US 12,192,600 B2
Multimedia scene break detection
Amir Mazaheri, Mountain View, CA (US); John Trenkle, Albany, CA (US); Jaya Kawale, San Jose, CA (US); Kevin Edward Corcoran, Media, PA (US); Dennis Paul Yost, Salado, TX (US); Anthony Albert Truyoo-Broque, Manhattan Beach, CA (US); and Matthew Adam Elliott, Portland, OR (US)
Assigned to Tubi, Inc., San Francisco, CA (US)
Filed by Tubi, Inc., San Francisco, CA (US)
Filed on Apr. 17, 2023, as Appl. No. 18/301,971.
Prior Publication US 2024/0357217 A1, Oct. 24, 2024
Int. Cl. H04N 21/234 (2011.01); G11B 27/19 (2006.01); H04N 21/233 (2011.01); H04N 21/236 (2011.01); H04N 21/262 (2011.01); H04N 21/433 (2011.01); H04N 21/4545 (2011.01); H04N 21/482 (2011.01); H04N 21/81 (2011.01); H04N 21/845 (2011.01); H04N 21/8549 (2011.01)

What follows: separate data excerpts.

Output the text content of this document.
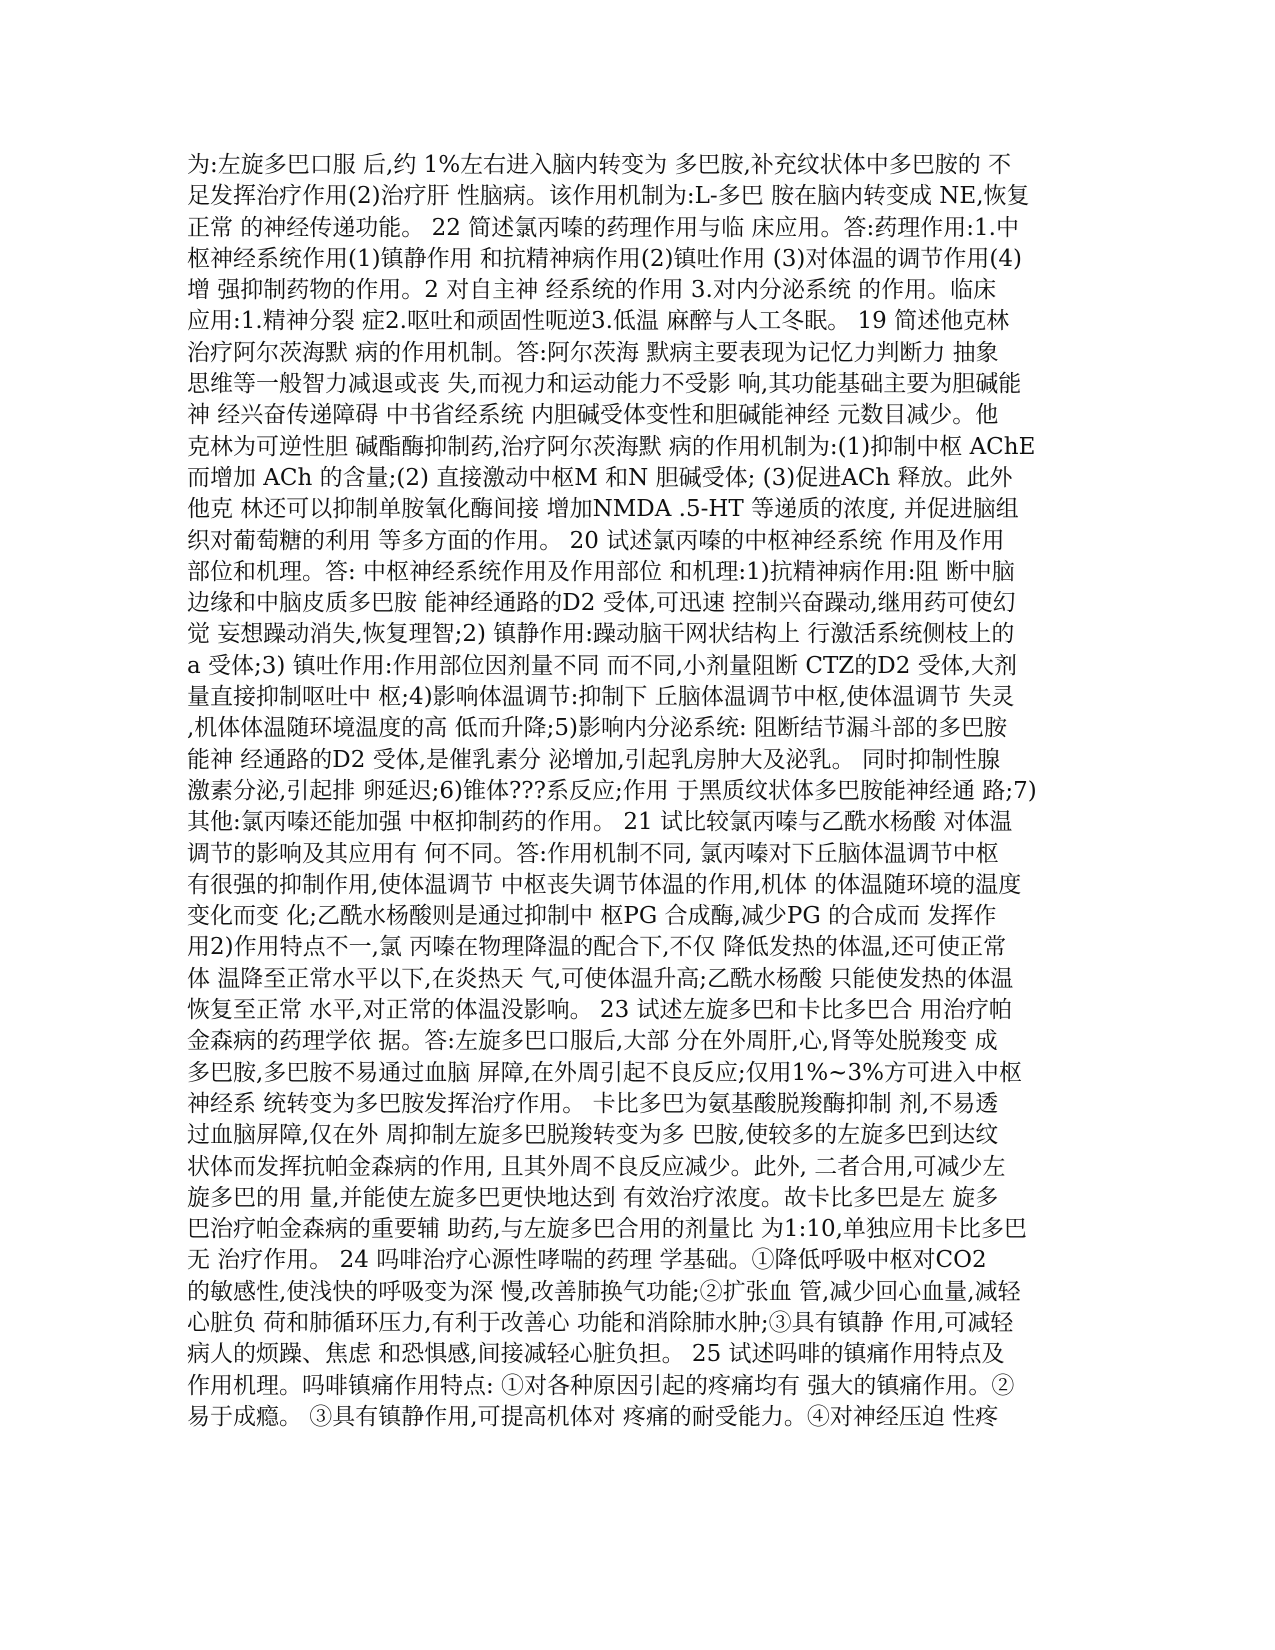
为:左旋多巴口服 后,约 1%左右进入脑内转变为 多巴胺,补充纹状体中多巴胺的 不
足发挥治疗作用(2)治疗肝 性脑病。该作用机制为:L-多巴 胺在脑内转变成 NE,恢复
正常 的神经传递功能。 22 简述氯丙嗪的药理作用与临 床应用。答:药理作用:1.中
枢神经系统作用(1)镇静作用 和抗精神病作用(2)镇吐作用 (3)对体温的调节作用(4)
增 强抑制药物的作用。2 对自主神 经系统的作用 3.对内分泌系统 的作用。临床
应用:1.精神分裂 症2.呕吐和顽固性呃逆3.低温 麻醉与人工冬眠。 19 简述他克林
治疗阿尔茨海默 病的作用机制。答:阿尔茨海 默病主要表现为记忆力判断力 抽象
思维等一般智力减退或丧 失,而视力和运动能力不受影 响,其功能基础主要为胆碱能
神 经兴奋传递障碍 中书省经系统 内胆碱受体变性和胆碱能神经 元数目减少。他
克林为可逆性胆 碱酯酶抑制药,治疗阿尔茨海默 病的作用机制为:(1)抑制中枢 AChE
而增加 ACh 的含量;(2) 直接激动中枢M 和N 胆碱受体; (3)促进ACh 释放。此外
他克 林还可以抑制单胺氧化酶间接 增加NMDA .5-HT 等递质的浓度, 并促进脑组
织对葡萄糖的利用 等多方面的作用。 20 试述氯丙嗪的中枢神经系统 作用及作用
部位和机理。答: 中枢神经系统作用及作用部位 和机理:1)抗精神病作用:阻 断中脑
边缘和中脑皮质多巴胺 能神经通路的D2 受体,可迅速 控制兴奋躁动,继用药可使幻
觉 妄想躁动消失,恢复理智;2) 镇静作用:躁动脑干网状结构上 行激活系统侧枝上的
a 受体;3) 镇吐作用:作用部位因剂量不同 而不同,小剂量阻断 CTZ的D2 受体,大剂
量直接抑制呕吐中 枢;4)影响体温调节:抑制下 丘脑体温调节中枢,使体温调节 失灵
,机体体温随环境温度的高 低而升降;5)影响内分泌系统: 阻断结节漏斗部的多巴胺
能神 经通路的D2 受体,是催乳素分 泌增加,引起乳房肿大及泌乳。 同时抑制性腺
激素分泌,引起排 卵延迟;6)锥体???系反应;作用 于黑质纹状体多巴胺能神经通 路;7)
其他:氯丙嗪还能加强 中枢抑制药的作用。 21 试比较氯丙嗪与乙酰水杨酸 对体温
调节的影响及其应用有 何不同。答:作用机制不同, 氯丙嗪对下丘脑体温调节中枢
有很强的抑制作用,使体温调节 中枢丧失调节体温的作用,机体 的体温随环境的温度
变化而变 化;乙酰水杨酸则是通过抑制中 枢PG 合成酶,减少PG 的合成而 发挥作
用2)作用特点不一,氯 丙嗪在物理降温的配合下,不仅 降低发热的体温,还可使正常
体 温降至正常水平以下,在炎热天 气,可使体温升高;乙酰水杨酸 只能使发热的体温
恢复至正常 水平,对正常的体温没影响。 23 试述左旋多巴和卡比多巴合 用治疗帕
金森病的药理学依 据。答:左旋多巴口服后,大部 分在外周肝,心,肾等处脱羧变 成
多巴胺,多巴胺不易通过血脑 屏障,在外周引起不良反应;仅用1%~3%方可进入中枢
神经系 统转变为多巴胺发挥治疗作用。 卡比多巴为氨基酸脱羧酶抑制 剂,不易透
过血脑屏障,仅在外 周抑制左旋多巴脱羧转变为多 巴胺,使较多的左旋多巴到达纹
状体而发挥抗帕金森病的作用, 且其外周不良反应减少。此外, 二者合用,可减少左
旋多巴的用 量,并能使左旋多巴更快地达到 有效治疗浓度。故卡比多巴是左 旋多
巴治疗帕金森病的重要辅 助药,与左旋多巴合用的剂量比 为1:10,单独应用卡比多巴
无 治疗作用。 24 吗啡治疗心源性哮喘的药理 学基础。①降低呼吸中枢对CO2
的敏感性,使浅快的呼吸变为深 慢,改善肺换气功能;②扩张血 管,减少回心血量,减轻
心脏负 荷和肺循环压力,有利于改善心 功能和消除肺水肿;③具有镇静 作用,可减轻
病人的烦躁、焦虑 和恐惧感,间接减轻心脏负担。 25 试述吗啡的镇痛作用特点及
作用机理。吗啡镇痛作用特点: ①对各种原因引起的疼痛均有 强大的镇痛作用。②
易于成瘾。 ③具有镇静作用,可提高机体对 疼痛的耐受能力。④对神经压迫 性疼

CPC H04N 21/8549 (2013.01) [G11B 27/19 (2013.01); H04N 21/233 (2013.01); H04N 21/23418 (2013.01); H04N 21/812 (2013.01); H04N 21/8456 (2013.01)] 20 Claims
OG exemplary drawing
 
1. A system for computer vision analysis of a media item, comprising:
a computer processor;
a scene break detection service executing on the computer processor and comprising functionality to:
receive a request for scene break detection on the media item;
perform audio break detection on an audio component of the media item to obtain a set of audio break timestamps corresponding to aurally similar segments of the audio component;
identify a set of video break timestamps, each corresponding to at least one frame of a video component of the media item;
identify a set of candidate scene break timestamps corresponding to instances of the set of the audio break timestamps and the set of video break timestamps within a predefined proximity;
execute a computer vision scoring model for each candidate scene break timestamp of the set of candidate scene break timestamps by:
identifying a first subset of the set of contiguous shots preceding the candidate scene break timestamp and a second subset of the set of contiguous shots succeeding the candidate scene break timestamp;
calculating a score for the candidate scene break timestamp representing a visual distance between the first subset of contiguous shots and the second subset of contiguous shots; and
select, based at least on the score of each of the set of candidate scene break timestamps, a final set of scene break timestamps for performing a media action.